Going forward, Sahin wants to apply her computational skills to help patients.
“By applying outlier detection principles, I want to develop tools that would help physicians make more accurate predictions from medical images about patient’s health.”
Like most people, Dorrington awardee Benjamin Kingston was personally affected by cancer through friends and family, which shaped his research interest.
BENJAMIN KINGSTON (PHOTO BY QIN DAI).“Cancer is such a complicated disease and so different from person to person,” says Kingston. “Even within one person the tumour structure and cell make-up is diverse.”
All this—and the fact that tumours are made from a patient’s own cells— has made it difficult to make treatments that specifically kill cancer without harming healthy tissue.
Four years ago, Kingston joined the group of Warren Chan, Director of the Institute for Biomaterials and Biomedical Engineering and investigator at the Donnelly Centre, to explore tiny nano-scale particles as a means to deliver drugs directly into tumours.
“Warren is a great mentor, always willing to stand up for his students,” says Kingston, who is in the graduate program at IBBME. “He’s really good about pushing me to do better science and to be a better-rounded scientist.”
Nanoparticles can be engineered to deposit drugs into tumours after being injected into the bloodstream, but the outcomes of human trials have been disappointing. Now, thanks to Kingston and others in the Chan lab, we know why.
Their research, published in Nature Materials, has cast doubt on the accepted view about how nanoparticles reach tumours. Instead of passively leaking from blood vessels, the particles are actively transported through the walls of blood vessels, although the exact mechanism remains unclear.

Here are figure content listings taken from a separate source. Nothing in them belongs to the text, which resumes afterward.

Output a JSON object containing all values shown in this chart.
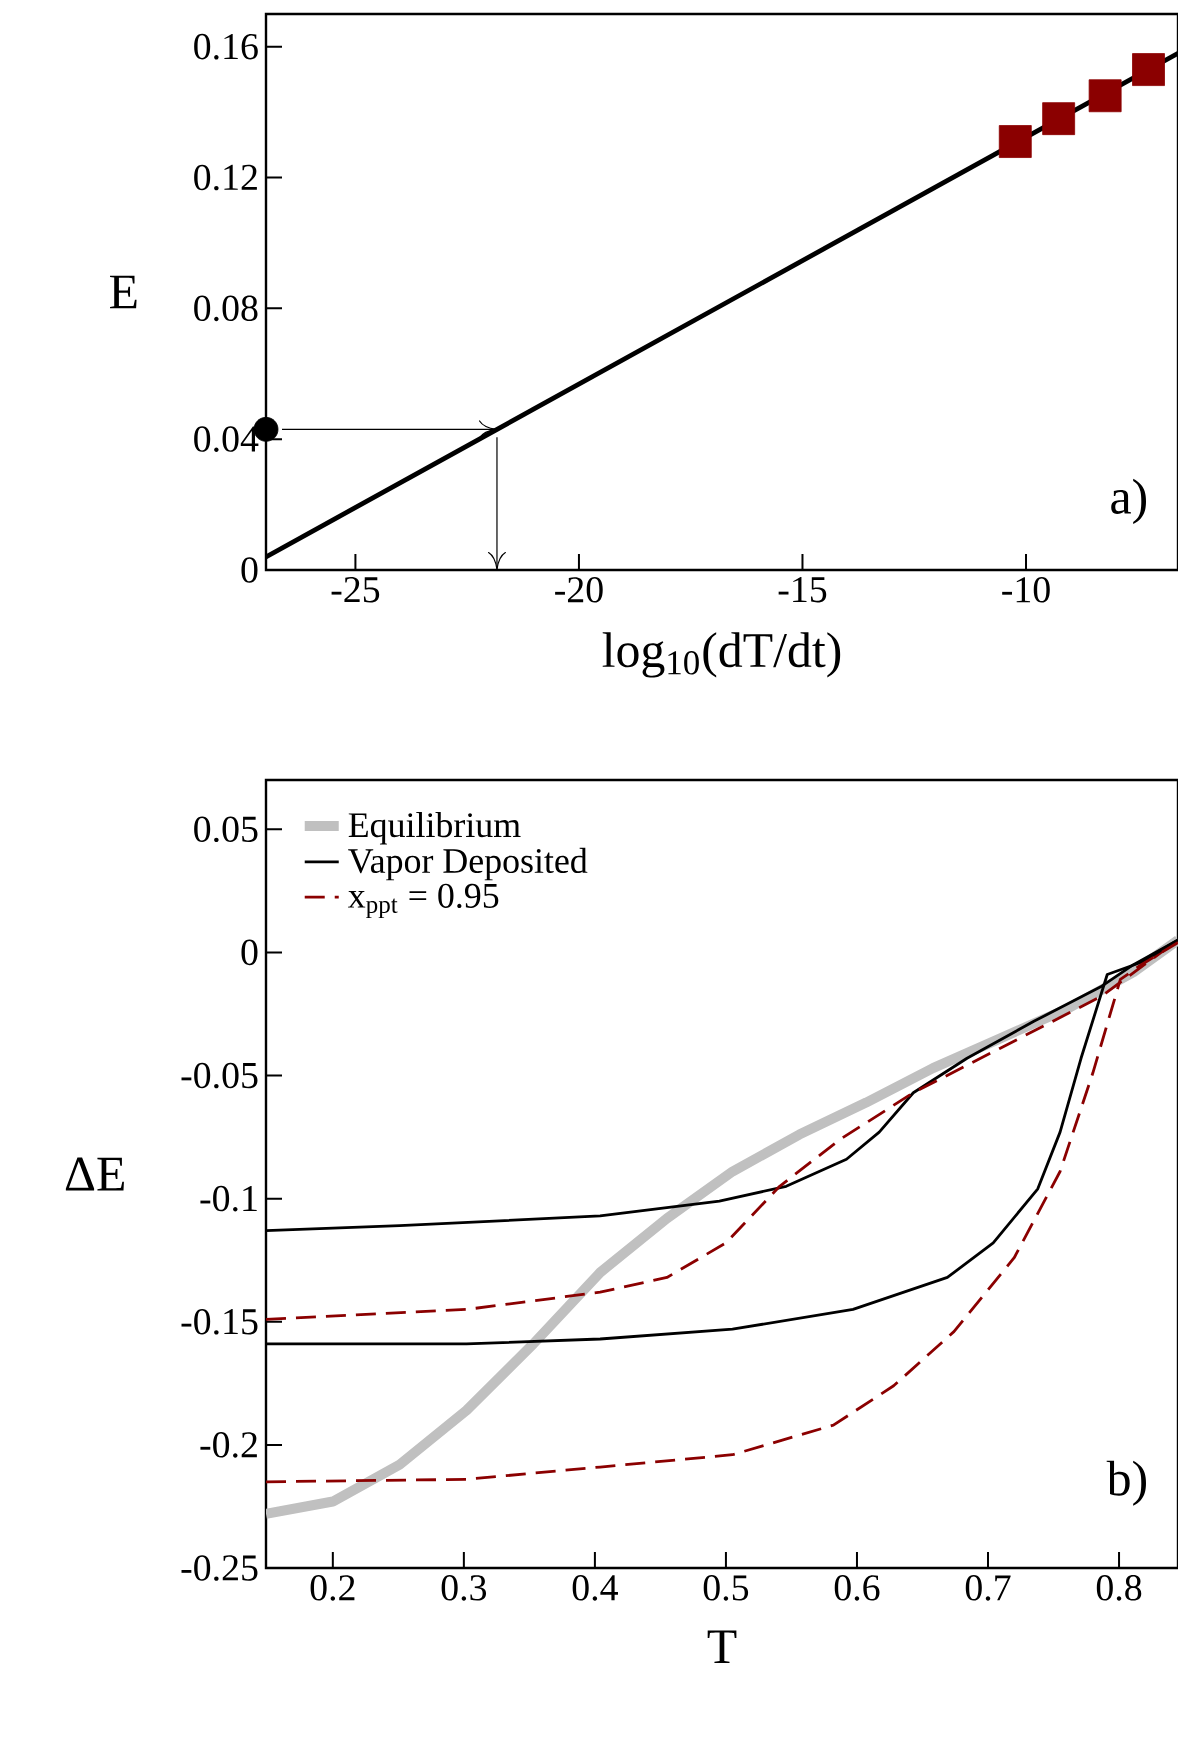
{
  "chart_data": [
    {
      "type": "line",
      "xlabel": "log$_{10}$(dT/dt)",
      "ylabel": "E",
      "annotations": [
        "a)"
      ],
      "xlim": [
        -27,
        -6.6
      ],
      "ylim": [
        0,
        0.17
      ],
      "xticks": [
        -25,
        -20,
        -15,
        -10
      ],
      "yticks": [
        0,
        0.04,
        0.08,
        0.12,
        0.16
      ],
      "series": [
        {
          "type": "line",
          "color": "#000000",
          "marker": "none",
          "x": [
            -27,
            -6.6
          ],
          "values": [
            0.004,
            0.158
          ]
        },
        {
          "type": "scatter",
          "color": "#000000",
          "marker": "circle",
          "x": [
            -27
          ],
          "values": [
            0.043
          ]
        },
        {
          "type": "scatter",
          "color": "#8b0000",
          "marker": "square",
          "x": [
            -10.24,
            -9.27,
            -8.23,
            -7.26
          ],
          "values": [
            0.131,
            0.138,
            0.145,
            0.153
          ]
        }
      ]
    },
    {
      "type": "line",
      "xlabel": "T",
      "ylabel": "ΔE",
      "annotations": [
        "b)"
      ],
      "xlim": [
        0.149,
        0.845
      ],
      "ylim": [
        -0.25,
        0.07
      ],
      "xticks": [
        0.2,
        0.3,
        0.4,
        0.5,
        0.6,
        0.7,
        0.8
      ],
      "yticks": [
        -0.25,
        -0.2,
        -0.15,
        -0.1,
        -0.05,
        0,
        0.05
      ],
      "legend": "top left",
      "line_style": "solid",
      "series": [
        {
          "name": "Equilibrium",
          "color": "#c0c0c0",
          "x": [
            0.149,
            0.2,
            0.251,
            0.302,
            0.353,
            0.404,
            0.455,
            0.505,
            0.556,
            0.607,
            0.658,
            0.709,
            0.76,
            0.811,
            0.845
          ],
          "values": [
            -0.228,
            -0.223,
            -0.208,
            -0.186,
            -0.159,
            -0.13,
            -0.108,
            -0.089,
            -0.074,
            -0.061,
            -0.047,
            -0.035,
            -0.023,
            -0.008,
            0.005
          ]
        },
        {
          "name": "Vapor Deposited",
          "color": "#000000",
          "x": [
            0.149,
            0.251,
            0.404,
            0.495,
            0.546,
            0.592,
            0.617,
            0.643,
            0.684,
            0.735,
            0.786,
            0.811,
            0.845
          ],
          "values": [
            -0.113,
            -0.111,
            -0.107,
            -0.101,
            -0.095,
            -0.084,
            -0.073,
            -0.057,
            -0.043,
            -0.028,
            -0.014,
            -0.005,
            0.005
          ]
        },
        {
          "name": "x$_{ppt}$ = 0.95",
          "color": "#8b0000",
          "line_style": "dashed",
          "x": [
            0.149,
            0.302,
            0.404,
            0.455,
            0.5,
            0.541,
            0.587,
            0.643,
            0.709,
            0.786,
            0.845
          ],
          "values": [
            -0.149,
            -0.145,
            -0.138,
            -0.132,
            -0.118,
            -0.095,
            -0.076,
            -0.057,
            -0.039,
            -0.018,
            0.005
          ]
        },
        {
          "color": "#000000",
          "x": [
            0.149,
            0.302,
            0.404,
            0.505,
            0.597,
            0.669,
            0.704,
            0.738,
            0.755,
            0.771,
            0.791,
            0.817,
            0.845
          ],
          "values": [
            -0.159,
            -0.159,
            -0.157,
            -0.153,
            -0.145,
            -0.132,
            -0.118,
            -0.096,
            -0.073,
            -0.043,
            -0.009,
            -0.004,
            0.005
          ]
        },
        {
          "color": "#8b0000",
          "line_style": "dashed",
          "x": [
            0.149,
            0.302,
            0.404,
            0.505,
            0.582,
            0.628,
            0.674,
            0.72,
            0.755,
            0.78,
            0.801,
            0.817,
            0.845
          ],
          "values": [
            -0.215,
            -0.214,
            -0.209,
            -0.204,
            -0.192,
            -0.176,
            -0.154,
            -0.124,
            -0.089,
            -0.049,
            -0.011,
            -0.005,
            0.004
          ]
        }
      ]
    }
  ]
}
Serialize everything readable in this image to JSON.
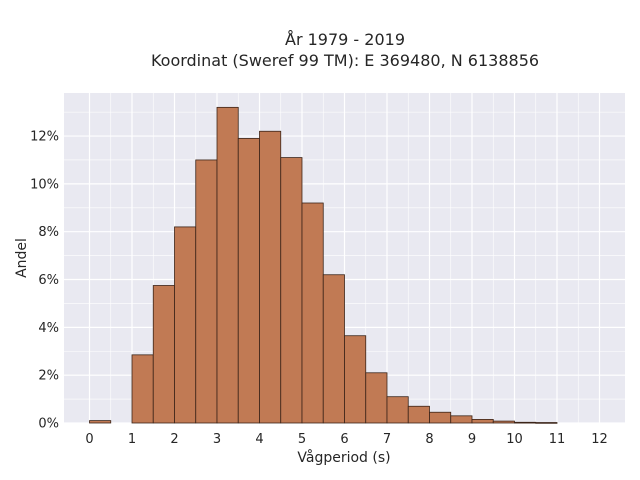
{
  "chart_data": {
    "type": "bar",
    "title_line1": "År 1979 - 2019",
    "title_line2": "Koordinat (Sweref 99 TM): E 369480, N 6138856",
    "xlabel": "Vågperiod (s)",
    "ylabel": "Andel",
    "x_ticks": [
      "0",
      "1",
      "2",
      "3",
      "4",
      "5",
      "6",
      "7",
      "8",
      "9",
      "10",
      "11",
      "12"
    ],
    "y_ticks": [
      "0%",
      "2%",
      "4%",
      "6%",
      "8%",
      "10%",
      "12%"
    ],
    "xlim": [
      -0.6,
      12.6
    ],
    "ylim": [
      0,
      13.8
    ],
    "bin_width": 0.5,
    "bin_starts": [
      0,
      1,
      1.5,
      2,
      2.5,
      3,
      3.5,
      4,
      4.5,
      5,
      5.5,
      6,
      6.5,
      7,
      7.5,
      8,
      8.5,
      9,
      9.5,
      10,
      10.5
    ],
    "values": [
      0.1,
      2.85,
      5.75,
      8.2,
      11.0,
      13.2,
      11.9,
      12.2,
      11.1,
      9.2,
      6.2,
      3.65,
      2.1,
      1.1,
      0.7,
      0.45,
      0.3,
      0.15,
      0.08,
      0.03,
      0.02
    ],
    "bar_color": "#c17a54",
    "edge_color": "#3b2418",
    "background": "#e9e9f1",
    "grid": true
  }
}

Kingston is now developing imaging tools to map tumours in three dimensions, along with intertwined blood vessels and immune cells, all of which can impact drug delivery.
“Some structures of tumours might be more conducive to certain therapies than others, which would be important for the development of personalized cancer medicine,” he says.
The Dorrington award is a great boost for Kingston who hopes to become a professor one day. “Winning this award is a prestigious achievement because a lot of graduate students I looked up to had won this award when I first came to the Donnelly Centre.”
“I am very appreciative of the people that support research,” he says. “All these discoveries form the foundation that allows us develop better therapies for patients.”